What can Big Data analysis tell us about human well-being? About how people cope with unemployment, rising food prices, or about people’s perceptions of HIV and other deadly diseases? A lot.
The United Nations’ Global Pulse initiative (www.unglobalpulse.org) was established on the premise that Big Data didn’t just hold the answers to what products and services people prefer to consume. Big Data, we believe, also held information about how people were coping with global stresses like unemployment and natural disasters; and whether development programs were having the desired effect.
Over the past two years, researchers in both the public and private sectors have shown that indeed, massive passive data like twitter feeds, web content and mobile phone records can help us better understand when populations change their behavior in the face of crises, health epidemics or are struggling to make ends meet.
Today, there is no longer any question of whether or when data science will be applicable to the work of the United Nations to improve how we combat hunger, poverty and disease. It’s about how.
So now that we are past a “Proof of Concept” phase in this grand experiment, what’s next? How does Big Data for the public good – and especially in service of protecting the world’s most vulnerable populations – evolve from premise to practice? And how can your data, and your Big Data analytics skills, be a tool for good?
Robert Kirkpatrick is Director of the Global Pulse initiative of the United Nations Secretary-General, which aims to harness big data for a real-time understanding of human well-being.
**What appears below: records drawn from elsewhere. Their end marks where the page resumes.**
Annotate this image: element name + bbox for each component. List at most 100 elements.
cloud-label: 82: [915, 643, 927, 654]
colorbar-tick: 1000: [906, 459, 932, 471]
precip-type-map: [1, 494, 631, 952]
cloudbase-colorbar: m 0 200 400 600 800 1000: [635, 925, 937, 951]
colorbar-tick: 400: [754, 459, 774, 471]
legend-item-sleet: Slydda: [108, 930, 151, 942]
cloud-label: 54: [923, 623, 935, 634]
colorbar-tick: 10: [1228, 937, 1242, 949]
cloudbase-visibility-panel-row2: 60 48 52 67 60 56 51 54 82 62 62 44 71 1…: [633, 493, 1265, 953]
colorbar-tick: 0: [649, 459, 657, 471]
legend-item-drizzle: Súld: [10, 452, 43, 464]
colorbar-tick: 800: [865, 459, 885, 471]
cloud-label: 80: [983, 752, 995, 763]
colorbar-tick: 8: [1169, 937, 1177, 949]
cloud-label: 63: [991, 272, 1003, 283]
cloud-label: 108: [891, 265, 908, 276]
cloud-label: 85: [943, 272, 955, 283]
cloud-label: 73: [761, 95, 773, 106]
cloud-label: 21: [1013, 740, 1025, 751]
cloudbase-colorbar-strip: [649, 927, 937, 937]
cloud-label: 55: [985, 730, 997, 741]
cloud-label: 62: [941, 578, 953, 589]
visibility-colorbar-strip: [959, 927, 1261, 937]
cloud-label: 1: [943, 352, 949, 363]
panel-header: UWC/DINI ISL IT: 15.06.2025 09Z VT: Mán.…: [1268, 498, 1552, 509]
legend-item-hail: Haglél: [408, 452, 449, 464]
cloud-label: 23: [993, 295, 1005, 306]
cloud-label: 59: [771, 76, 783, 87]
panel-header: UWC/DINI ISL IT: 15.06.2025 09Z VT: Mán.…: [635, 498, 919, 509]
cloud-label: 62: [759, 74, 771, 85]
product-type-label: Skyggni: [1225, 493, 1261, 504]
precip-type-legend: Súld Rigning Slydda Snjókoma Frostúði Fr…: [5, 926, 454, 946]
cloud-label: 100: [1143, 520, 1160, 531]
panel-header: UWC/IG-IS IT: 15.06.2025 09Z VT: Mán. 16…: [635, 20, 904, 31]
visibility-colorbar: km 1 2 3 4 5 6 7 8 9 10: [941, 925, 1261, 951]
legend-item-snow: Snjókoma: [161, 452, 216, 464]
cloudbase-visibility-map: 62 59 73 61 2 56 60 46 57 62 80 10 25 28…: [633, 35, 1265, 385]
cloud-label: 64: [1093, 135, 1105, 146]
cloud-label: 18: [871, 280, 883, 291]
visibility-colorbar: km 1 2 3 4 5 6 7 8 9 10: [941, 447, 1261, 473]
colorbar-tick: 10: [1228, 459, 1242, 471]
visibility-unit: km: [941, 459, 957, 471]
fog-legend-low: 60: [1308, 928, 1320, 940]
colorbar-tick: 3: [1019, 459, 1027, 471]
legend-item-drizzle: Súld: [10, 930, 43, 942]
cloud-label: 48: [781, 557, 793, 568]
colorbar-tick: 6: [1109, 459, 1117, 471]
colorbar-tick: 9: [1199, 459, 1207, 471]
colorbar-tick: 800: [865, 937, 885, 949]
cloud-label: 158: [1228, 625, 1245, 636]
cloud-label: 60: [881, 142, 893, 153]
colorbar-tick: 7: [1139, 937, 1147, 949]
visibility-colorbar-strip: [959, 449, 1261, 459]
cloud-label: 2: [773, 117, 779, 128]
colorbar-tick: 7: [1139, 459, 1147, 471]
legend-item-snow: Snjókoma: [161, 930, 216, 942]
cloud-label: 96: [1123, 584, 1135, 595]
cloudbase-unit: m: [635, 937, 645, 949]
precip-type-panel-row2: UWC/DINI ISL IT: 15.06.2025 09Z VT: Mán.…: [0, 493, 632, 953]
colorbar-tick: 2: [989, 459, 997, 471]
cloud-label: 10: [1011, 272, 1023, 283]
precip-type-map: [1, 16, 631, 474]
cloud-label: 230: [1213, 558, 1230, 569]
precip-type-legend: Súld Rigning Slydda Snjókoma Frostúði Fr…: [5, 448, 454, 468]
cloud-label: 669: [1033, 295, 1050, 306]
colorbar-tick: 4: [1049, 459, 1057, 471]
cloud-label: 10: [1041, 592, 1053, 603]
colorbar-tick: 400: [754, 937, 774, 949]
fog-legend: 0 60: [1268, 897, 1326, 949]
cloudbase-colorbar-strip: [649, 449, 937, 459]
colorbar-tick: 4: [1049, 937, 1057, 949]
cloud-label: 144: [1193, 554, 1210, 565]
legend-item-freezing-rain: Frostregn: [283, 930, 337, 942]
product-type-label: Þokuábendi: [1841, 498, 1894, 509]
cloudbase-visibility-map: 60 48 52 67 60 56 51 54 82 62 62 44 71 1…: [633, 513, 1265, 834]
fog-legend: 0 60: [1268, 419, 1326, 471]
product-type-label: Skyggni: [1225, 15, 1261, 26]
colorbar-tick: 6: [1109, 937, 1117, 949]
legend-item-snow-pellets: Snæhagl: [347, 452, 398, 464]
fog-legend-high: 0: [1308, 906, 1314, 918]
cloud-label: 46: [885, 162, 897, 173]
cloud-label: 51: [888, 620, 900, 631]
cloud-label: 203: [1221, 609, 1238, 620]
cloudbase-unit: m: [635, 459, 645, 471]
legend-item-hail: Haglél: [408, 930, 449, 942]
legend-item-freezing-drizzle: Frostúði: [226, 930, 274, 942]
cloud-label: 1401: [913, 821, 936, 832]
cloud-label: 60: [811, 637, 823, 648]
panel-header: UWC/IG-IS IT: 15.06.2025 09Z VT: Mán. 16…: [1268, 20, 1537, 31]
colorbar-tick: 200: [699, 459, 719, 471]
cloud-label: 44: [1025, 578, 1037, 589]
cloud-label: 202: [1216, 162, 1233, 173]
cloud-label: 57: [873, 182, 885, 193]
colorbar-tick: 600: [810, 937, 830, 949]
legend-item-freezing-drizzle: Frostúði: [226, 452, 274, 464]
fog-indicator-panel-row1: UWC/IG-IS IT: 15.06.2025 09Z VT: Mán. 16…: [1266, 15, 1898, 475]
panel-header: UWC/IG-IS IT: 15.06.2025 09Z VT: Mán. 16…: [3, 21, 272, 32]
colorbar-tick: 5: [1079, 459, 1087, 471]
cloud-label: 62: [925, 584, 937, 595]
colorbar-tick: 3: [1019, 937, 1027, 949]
Robert’s activities in government, academia, UN agencies, NGOs and the private sector have focused on developing innovative solutions at the intersection of technology, policy and social change. Robert has more than 15 years of experience in the design and use of advanced technology tools in business, public health, disaster relief, security coordination, citizen journalism, telemedicine, crisis monitoring, conflict mediation, and peace building activities. His work has focused on strengthening public policy, enhancing crisis resilience and catalyzing organizational change. Robert advocates open data, open standards, open source software, and participatory development.
He co-founded and led software development for two pioneering private-sector humanitarian technology teams, including Microsoft Humanitarian Systems. In 2005 he supported response and recovery efforts following Hurricane Katrina as well as vital relief organizations work following the Kashmir earthquake. In 2006 he contributed to situational awareness and information flows for telemedicine and social program monitoring in Afghanistan. During 2007-2009 he served as Chief Technical Officer of the nonprofit Innovative Support to Emergencies Diseases and Disasters (InSTEDD) where he helped established the first public health innovation lab in Cambodia. He now serves as Chairman of its Board of Directors.